Paryż/kajakarstwo górskie - siostry Fox poszły w ślady rodziców
Mama zawodniczek to Francuzka żydowskiego pochodzenia Myriam Fox-Jerusalmi, brązowa medalistka w konkurencji K1 igrzysk w Atlancie (1996), ośmiokrotna mistrzyni globu, w tym sześciokrotna w drużynie. Ojcem jest słynny Brytyjczyk Richard Fox, 10-krotny mistrz globu w K1, w tym pięć razy indywidualnie, który przeprowadził się do Australii przed igrzyskami w Sydney (2000), by trenować reprezentację tego kraju.

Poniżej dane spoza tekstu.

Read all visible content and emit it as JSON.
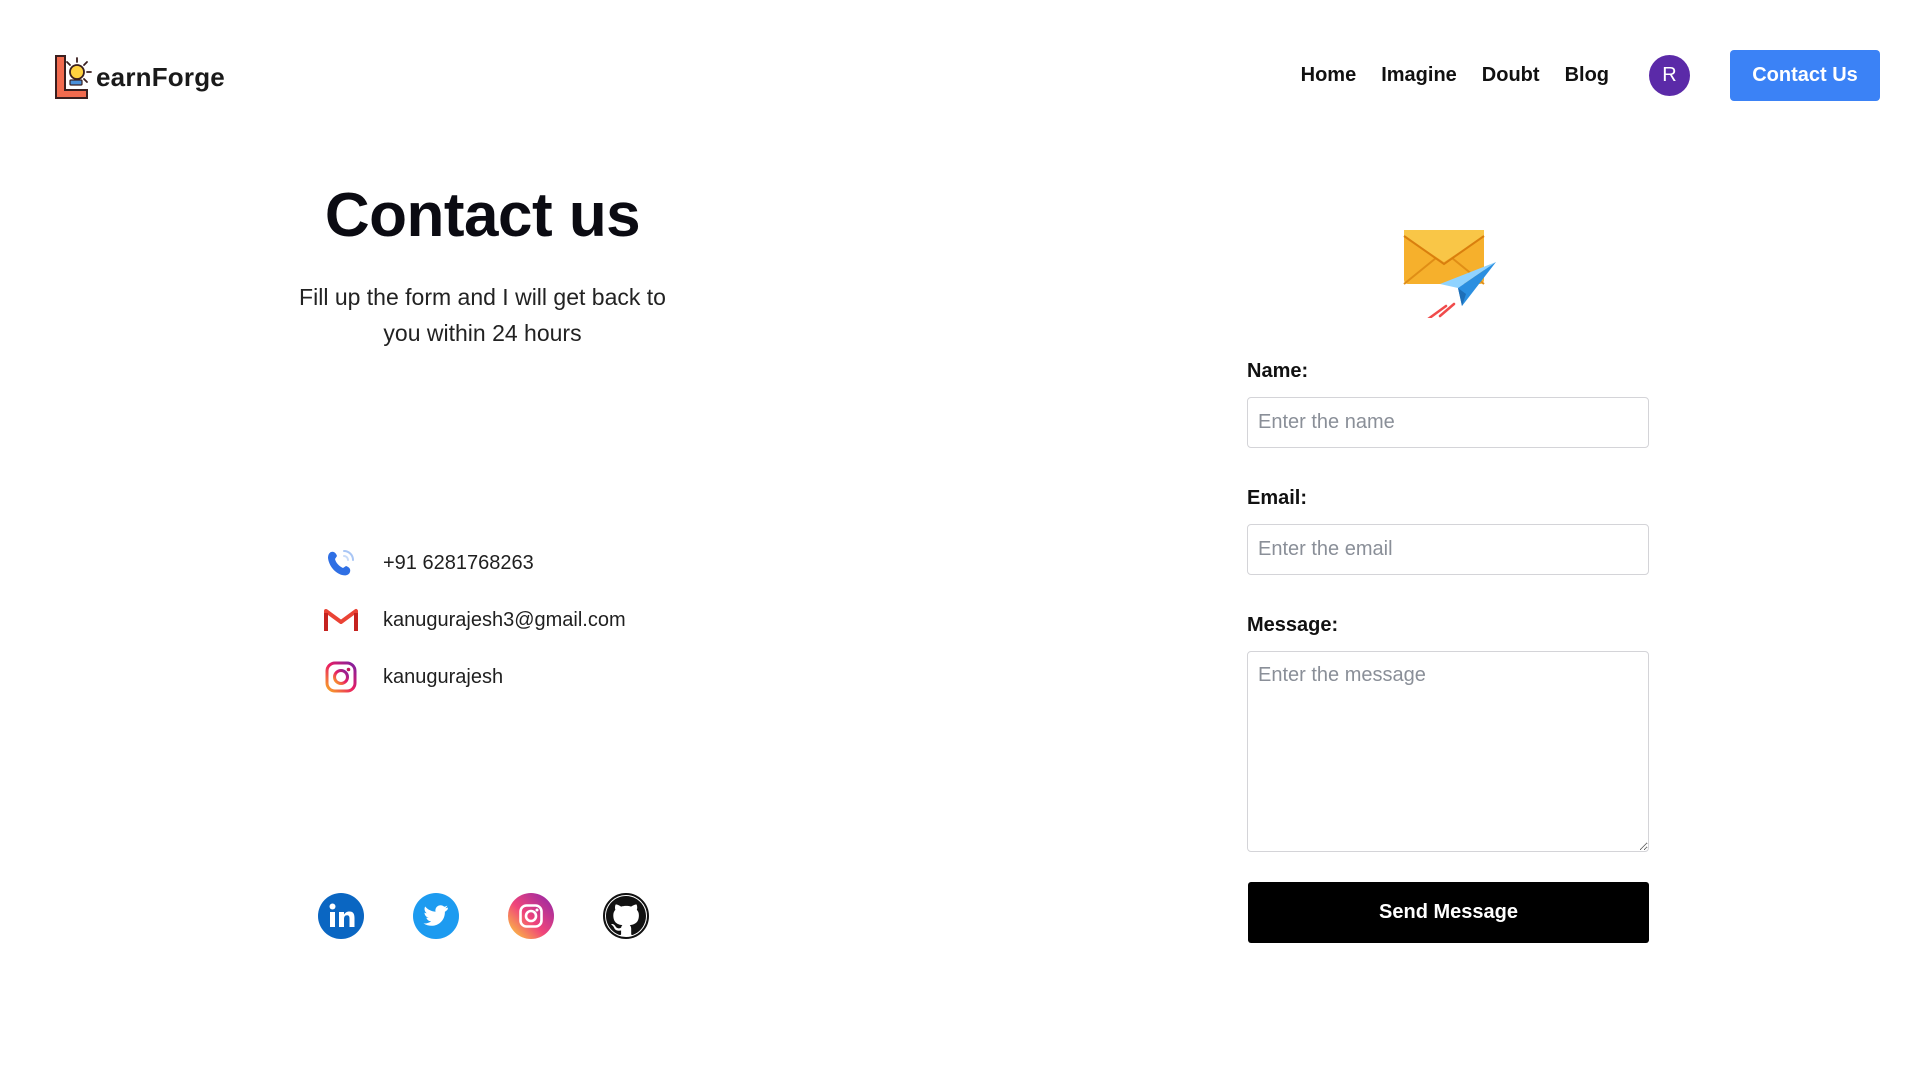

Obydwie siostry, urodzone w Marsylii, trenuje mama. Po szalonym wyścigu w crossie zarówno Jessica, jak i mama wskoczyły do wody, by pogratulować Noemie złota. Ojciec też był niezwykle dumny i cieszył się, że córka... nie poszła w jego ślady. W igrzyskach w Barcelonie zajął bowiem w K1 najbardziej nielubiane przez sportowców czwarte miejsce.
27-letnia Noemie otrzymała szansę na olimpijski debiut właśnie dzięki nowej konkurencji w programie igrzysk ze względu na limit krajowy w K1 i C1, w których to specjalnościach startowała od igrzysk w Londynie jej starsza siostra. W crossie takiego limitu nie ma, a zawodniczki, podobnie jak zawodnicy, startują jednocześnie w czwórkę. W jednym z biegów eliminacyjnych we Francji pokonała zresztą starszą siostrę Jessikę.
"Wydawało mi się czymś bardzo odległym to, że pewnego dnia zostanę mistrzynią olimpijską, a nawet to, że wezmę udział w igrzyskach. Kiedy udało mi się zakwalifikować, to po prostu chciałam się cieszyć tym faktem. To wyjątkowe i symboliczne igrzyska dla naszej rodziny. Dzielenie się sukcesami jest wspaniałe.
- Kiedy Jess odpadła, powiedziała mi: +Idź na całość+. Jestem bardzo szczęśliwa, że to zrobiłam. To, co się stało jest dla mnie nadal surrealistyczne" - powiedziała Noemie po wywalczeniu mistrzostwa olimpijskiego w crossie w Vaires-sur-Marne.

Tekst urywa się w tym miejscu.